Looking back at NASA's Apollo missions

Former NASA Astronaut Alan Bean considers himself one of the luckiest people for getting a chance most people don't get.

"I always felt I was lucky to be part of an organization trying to achieve an impossible dream," said Bean, the lunar module pilot on Apollo 12 and the fourth man to walk on the moon. He was at the Cradle of Aviation Museum in Garden City, Long Island, on Thursday to look back on his journey nearly 50 years later. 

"It was an impossible dream. Nobody knew how to do it—many people thought it could not be done," Bean said. "But the engineers, the scientists, the designers, the visionaries here on Long Island invented [the lunar module] and built it. It's strange looking by it sure does a good job."
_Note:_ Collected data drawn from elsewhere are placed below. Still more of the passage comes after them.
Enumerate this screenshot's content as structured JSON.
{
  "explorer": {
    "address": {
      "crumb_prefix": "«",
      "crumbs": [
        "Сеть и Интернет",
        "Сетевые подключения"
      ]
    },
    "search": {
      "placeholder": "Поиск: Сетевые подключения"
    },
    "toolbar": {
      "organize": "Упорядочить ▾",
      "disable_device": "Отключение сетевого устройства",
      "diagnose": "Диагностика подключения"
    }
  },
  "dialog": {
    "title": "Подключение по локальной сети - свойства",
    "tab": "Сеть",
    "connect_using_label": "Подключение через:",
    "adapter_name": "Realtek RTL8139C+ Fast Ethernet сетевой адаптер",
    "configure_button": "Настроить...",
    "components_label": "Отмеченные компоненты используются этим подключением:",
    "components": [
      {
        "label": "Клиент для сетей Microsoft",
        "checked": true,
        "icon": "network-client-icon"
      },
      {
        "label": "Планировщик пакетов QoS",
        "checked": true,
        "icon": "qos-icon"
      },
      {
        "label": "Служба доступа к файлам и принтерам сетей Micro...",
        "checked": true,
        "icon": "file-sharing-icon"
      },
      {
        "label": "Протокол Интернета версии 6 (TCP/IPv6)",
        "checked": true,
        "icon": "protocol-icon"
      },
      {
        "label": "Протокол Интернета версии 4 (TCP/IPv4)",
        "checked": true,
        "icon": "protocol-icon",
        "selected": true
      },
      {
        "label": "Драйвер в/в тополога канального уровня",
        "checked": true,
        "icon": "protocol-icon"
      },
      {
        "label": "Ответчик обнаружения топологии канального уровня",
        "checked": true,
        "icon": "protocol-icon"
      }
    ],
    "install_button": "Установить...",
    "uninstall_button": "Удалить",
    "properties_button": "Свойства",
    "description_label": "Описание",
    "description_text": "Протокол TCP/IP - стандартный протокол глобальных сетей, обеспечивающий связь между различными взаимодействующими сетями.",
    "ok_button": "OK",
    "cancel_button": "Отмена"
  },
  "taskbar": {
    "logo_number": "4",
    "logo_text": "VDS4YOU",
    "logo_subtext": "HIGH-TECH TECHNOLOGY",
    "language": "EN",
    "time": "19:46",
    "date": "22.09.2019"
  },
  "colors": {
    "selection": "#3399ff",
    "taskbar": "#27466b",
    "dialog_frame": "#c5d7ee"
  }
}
It all happened on Long Island at the Grumman plant. Aeronautical engineer Sam Koeppel worked on the Lunar Excursion Module. His job was one of the most important: ensuring these machines could travel some 240,000 miles away.

"The lives of three astronauts depended on your company doing a good job and building the item that would do its job," Koeppel said.

Their job was a proven a success after Apollo 13's failed flight. NASA Astronaut Fred Haise was on the LEM pilot on that historic and heroic flight.

"To me it was a great adventure—it was a continuation of my flying career. I'd been a NASA test pilot for seven years before I went in the program," Haise said. "So a spacecraft, although very unusual, was another flying machine. It just went to a different place and went a little higher."

The astronauts encourage children to dream big and hope that someday there will be other missions.

"If we want to go back differently and better it's going to take billions and billions again," Bean said. "When America is ready to spend that money on going back to the moon, we'll go do it."